Be it enacted by the Senate and House of Representatives of the United States of America in Congress assembled,
This Act may be cited as the “Indexing Narcotics, Fentanyl, and Opioids Act of 2017” or the “INFO Act”.
SEC. 2. Establishment of Federal Coordinator.
(a) In general.—Not later than 60 days after the date of the enactment of this Act, the Secretary of Health and Human Services shall appoint a Federal Coordinator for the Department of Health and Human Services to carry out the duties described in subsection (b).
(b) Duties.—The Federal Coordinator shall—
(1) coordinate programs within the Department of Health and Human Services that relate to opioid abuse reduction;
(2) serve as a liaison to State and local governments and entities carrying out activities relating to opioid abuse reduction pursuant to a Federal contract or grant; and
(3) in consultation with the United States Attorney General, the Secretary of Veterans Affairs, the Director of the Office of National Drug Control Policy, and any other individual that the Federal Coordinator determines appropriate, establish and operate a publicly available electronic database through which the Federal Coordinator shall carry out the following:
(A) Collect data on opioid abuse from Federal agencies; State, local, and Tribal governments; nonprofit organizations; law enforcement; medical experts; public health educators; and research institutions.

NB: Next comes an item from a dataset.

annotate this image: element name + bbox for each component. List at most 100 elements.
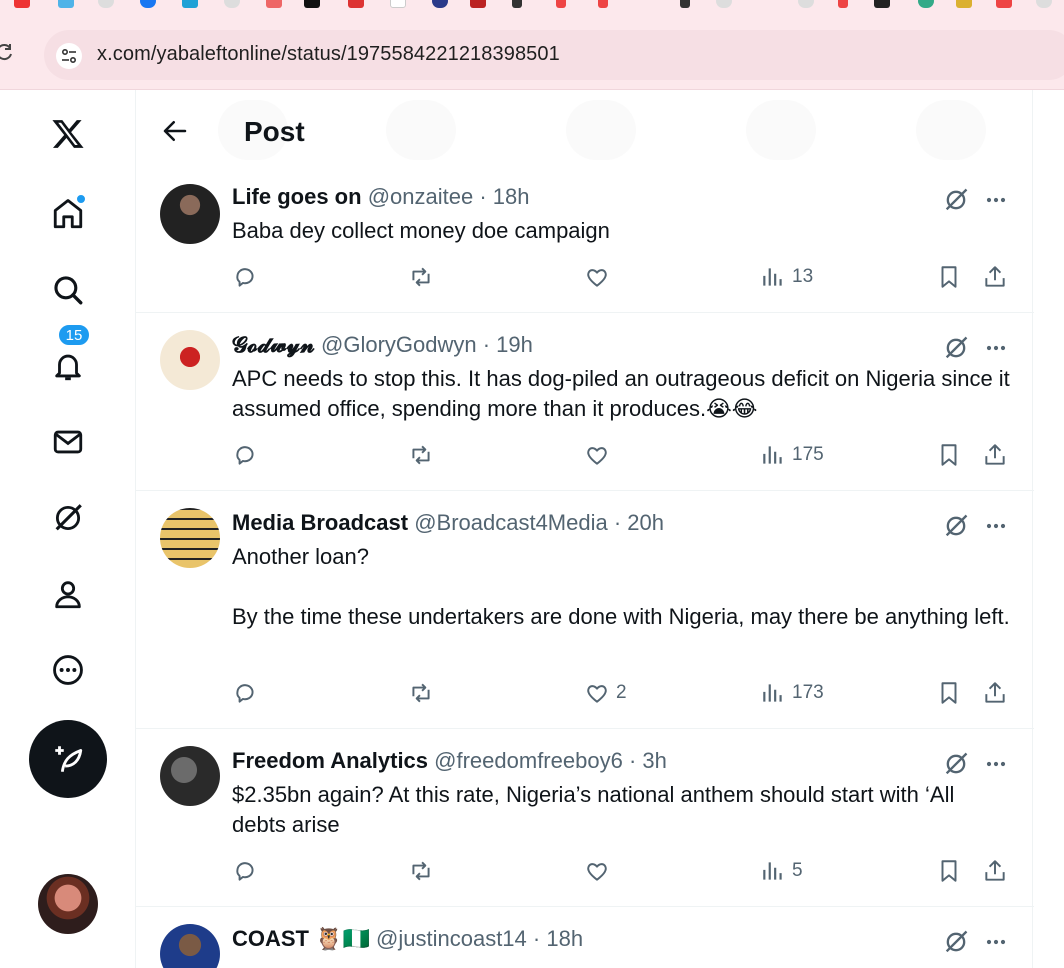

(B) Publish a comprehensive list of Federal funding resources available to States for research on opioid abuse.
(C) Analyze causes and trends behind opioid addiction and pain management.
(D) Evaluate the effectiveness of Federal programs for opioid abuse reduction, including opioid treatment programs and medicated-assisted treatments.
(E) Evaluate whether any Federal programs for opioid abuse reduction are duplicative.
(F) Evaluate the extent to which Federal grants for the implementation of opioid abuse prevention strategies are successful in addressing opioid abuse in local communities.
(G) Provide recommendations to health care providers on alternatives to opioids for pain management and other areas in which health care providers can improve with respect to treating or preventing opioid abuse.
(H) Analyze opioid prescription guidelines, the different types of opioids prescribed by health care providers, and the use of medicated-assisted treatments.
(I) Compare the rate of opioid abuse in veterans receiving health care through the Department of Veterans Affairs with the rate of opioid abuse in the general population.
(J) Compare opioid abuse trends and prevention and treatment strategies in different regions and populations of the United States and determine whether certain strategies are more effective than others.
(K) Analyze to what extent Federal prevention and treatment strategies for opioid abuse are aligned with State and local prevention and treatment strategies.
(1) INITIAL REPORT.—Not later than one year after the date of the enactment of this section, the Federal Coordinator shall submit to Congress an initial report on the results of any analysis, evaluation, or comparison conducted under subsection (b)(3).
(2) UPDATED REPORT.—Not later than five years after the date of the enactment of this section, the Federal Coordinator shall submit to Congress a report that provides updates with respect to any results submitted in the initial report under paragraph (1).
(3) PUBLIC AVAILABILITY.—Each report submitted under this subsection shall be made publicly available on the electronic database established under subsection (b)(3).